The U.S. Constitution is a document with a history, and most of us learn all about it in school -- well, maybe not all about it. This Constitution Day, test your knowledge of some lesser-known facts about the U.S. Constitution.
Patrick Henry, a leading figure in the American Revolution, decided not to be a delegate because, as he later revealed, he "smelt a rat."
The shortest written national constitution in history, the U.S. Constitution, not counting the signatures and amendments, totals just 4,400 words. The entire document fits on four oversized pages.
In 1789, the year following ratification, President George Washington proclaimed Thanksgiving Day a national holiday during which the people should give thanks to God for the new Constitution.
The delegates drew up the Constitution in the heat of the Philadelphia summer. They met each day for 100 days in a hot, stuffy room — the windows were closed so no one outside could hear the proceedings.
John Adams and Thomas Jefferson were both absent from the convention because they were serving as U.S. Ministers overseas. Adams was in England, and Jefferson was in France.
The Constitutional Convention was convened with the intention of making changes to the country's existing constitution, the Articles of Confederation. Soon after discussions began, however, they decided it would be best to discard the Articles and start over.
From 1804 to 1865, no amendments were added to the Constitution. That run ended with the close of the Civil War, when the Thirteenth Amendment abolished slavery.
Since the ratification of the Constitution, people have been trying to change the way the president is elected. There have been 500 propositions to amend the Constitution to get rid of the Electoral College. None of them has passed.

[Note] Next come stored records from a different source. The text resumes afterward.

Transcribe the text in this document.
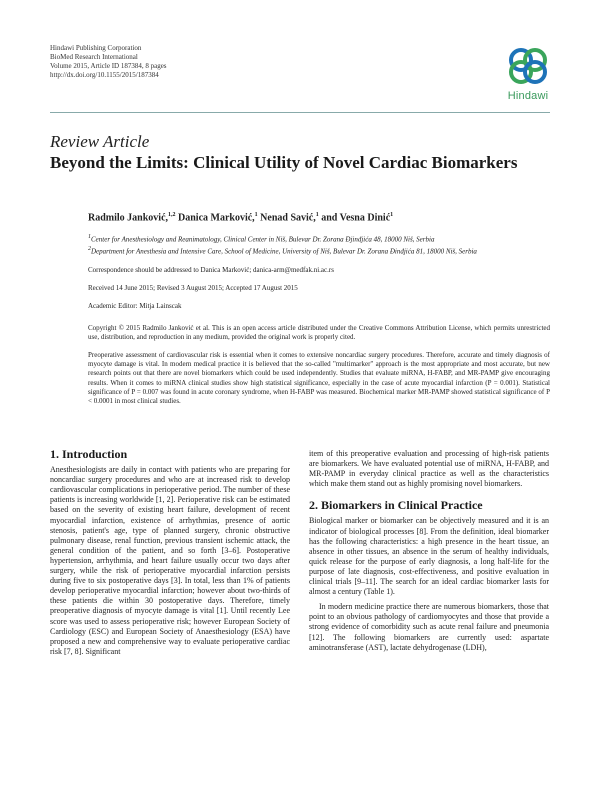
Hindawi Publishing Corporation
BioMed Research International
Volume 2015, Article ID 187384, 8 pages
http://dx.doi.org/10.1155/2015/187384
Hindawi
Review Article
Beyond the Limits: Clinical Utility of Novel Cardiac Biomarkers
Radmilo Janković,$^{1,2}$ Danica Marković,$^1$ Nenad Savić,$^1$ and Vesna Dinić$^1$

$^1$Center for Anesthesiology and Reanimatology, Clinical Center in Niš, Bulevar Dr. Zorana Đjinđjića 48, 18000 Niš, Serbia

$^2$Department for Anesthesia and Intensive Care, School of Medicine, University of Niš, Bulevar Dr. Zorana Đinđjića 81, 18000 Niš, Serbia

Correspondence should be addressed to Danica Marković; danica-arm@medfak.ni.ac.rs

Received 14 June 2015; Revised 3 August 2015; Accepted 17 August 2015

Academic Editor: Mitja Lainscak

Copyright © 2015 Radmilo Janković et al. This is an open access article distributed under the Creative Commons Attribution License, which permits unrestricted use, distribution, and reproduction in any medium, provided the original work is properly cited.

Preoperative assessment of cardiovascular risk is essential when it comes to extensive noncardiac surgery procedures. Therefore, accurate and timely diagnosis of myocyte damage is vital. In modern medical practice it is believed that the so-called "multimarker" approach is the most appropriate and most accurate, but new research points out that there are novel biomarkers which could be used independently. Studies that evaluate miRNA, H-FABP, and MR-PAMP give encouraging results. When it comes to miRNA clinical studies show high statistical significance, especially in the case of acute myocardial infarction (P = 0.001). Statistical significance of P = 0.007 was found in acute coronary syndrome, when H-FABP was measured. Biochemical marker MR-PAMP showed statistical significance of P < 0.0001 in most clinical studies.

1. Introduction

Anesthesiologists are daily in contact with patients who are preparing for noncardiac surgery procedures and who are at increased risk to develop cardiovascular complications in perioperative period. The number of these patients is increasing worldwide [1, 2]. Perioperative risk can be estimated based on the severity of existing heart failure, development of recent myocardial infarction, existence of arrhythmias, presence of aortic stenosis, patient's age, type of planned surgery, chronic obstructive pulmonary disease, renal function, previous transient ischemic attack, the general condition of the patient, and so forth [3–6]. Postoperative hypertension, arrhythmia, and heart failure usually occur two days after surgery, while the risk of perioperative myocardial infarction persists during five to six postoperative days [3]. In total, less than 1% of patients develop perioperative myocardial infarction; however about two-thirds of these patients die within 30 postoperative days. Therefore, timely preoperative diagnosis of myocyte damage is vital [1]. Until recently Lee score was used to assess perioperative risk; however European Society of Cardiology (ESC) and European Society of Anaesthesiology (ESA) have proposed a new and comprehensive way to evaluate perioperative cardiac risk [7, 8]. Significant

item of this preoperative evaluation and processing of high-risk patients are biomarkers. We have evaluated potential use of miRNA, H-FABP, and MR-PAMP in everyday clinical practice as well as the characteristics which make them stand out as highly promising novel biomarkers.

2. Biomarkers in Clinical Practice

Biological marker or biomarker can be objectively measured and it is an indicator of biological processes [8]. From the definition, ideal biomarker has the following characteristics: a high presence in the heart tissue, an absence in other tissues, an absence in the serum of healthy individuals, quick release for the purpose of early diagnosis, a long half-life for the purpose of late diagnosis, cost-effectiveness, and positive evaluation in clinical trials [9–11]. The search for an ideal cardiac biomarker lasts for almost a century (Table 1).

In modern medicine practice there are numerous biomarkers, those that point to an obvious pathology of cardiomyocytes and those that provide a strong evidence of comorbidity such as acute renal failure and pneumonia [12]. The following biomarkers are currently used: aspartate aminotransferase (AST), lactate dehydrogenase (LDH),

The U.S. Constitution was met with mixed reviews when it first came out in 1787. Many believed it didn't go far enough to protect individual rights. They wanted a Bill of Rights added to the document before they would ratify it. (This didn't happen; the Bill of Rights was introduced in Congress in 1789, a year after the Constitution was ratified.)
A delegate from Pennsylvania misspelled his state's name when he signed. He left out one of the N's.
Just two U.S. presidents were present for the signing of the Constitution, including first president George Washington and fourth president James Madison.
The Constitution never once mentions the word "democracy." Instead, the Founding Fathers focused on the formation of a republic, with indirect rather than direct voting.
While the U.S. Constitution was signed in 1787, it took four more years before the Bill of Rights was completed in 1791.
The U.S. Constitution is written entirely in English, with the exception of three Latin phrases, including "pro tempore," "ex post facto" and "habeas corpus."
You can see the original four over-sized pages of the U.S. Constitution at the National Archives in Washington. The document remains on display to the public, but was hidden away in Ft. Knox briefly during WWII.
The Constitutional Convention met and drafted the document at the State House Philadelphia — the same facility where the Declaration of Independence was signed.
James Madison earned the title of "Father of the Constitution" with his extreme dedication to the drafting of the document. He not only attended every meeting, but kept detailed notes of the process. He also drafted the Bill of Rights a few years later.
Rhode Island was the only one of the original 13 colonies to boycott the convention. The state was also the last to ratify the document once it was complete.
At 81, Franklin was the oldest of all the delegates. He was in such poor health that he had to be carried into the convention each session and required help signing his name to the document.
The Supreme Court has final say over interpreting the Constitution and can overturn any law it feels is unconstitutional.
The Constitution of the United States outlines the structure of the government and basic laws in just seven articles, plus a preamble — or introduction.
The Connecticut Compromise resulted in two legislative houses, with equal representation in one and representation based on population in the other.
Slavery was not abolished until the 13th amendment was ratified in 1865, long after the Constitution itself had been written and ratified.
Drafted by Alexander Hamilton, James Madison and John Jay, the Federalist Papers consisted of 85 articles and essays designed to win support for the freshly-drafted Constitution.
Just one amendment — the 18th, which banned the sale of alcohol —has ever been repealed. It took another amendment, the 21st, to undo the effects of the 18th.
It wasn't until the 15th amendment was passed in 1870 that African-American men won the right to vote. This issue is not recognized at all in the Bill of Rights, or in the Constitution itself.
Despite his reluctance to attend the convention, Washington was unanimously elected its president in 1787.
To reflect the strength of individual states at the time, the document originally began, "We the People of" followed by a list of each individual state.
While Ben Franklin suggested opening each session of the convention with a prayer, the group found that they were unable to scrap up funds to pay a chaplain to lead the prayer, forcing them to abandon the idea.
Each September 17th — the date that the delegates signed the Constitution — is celebrated as both National Constitution Day and Citizenship Day.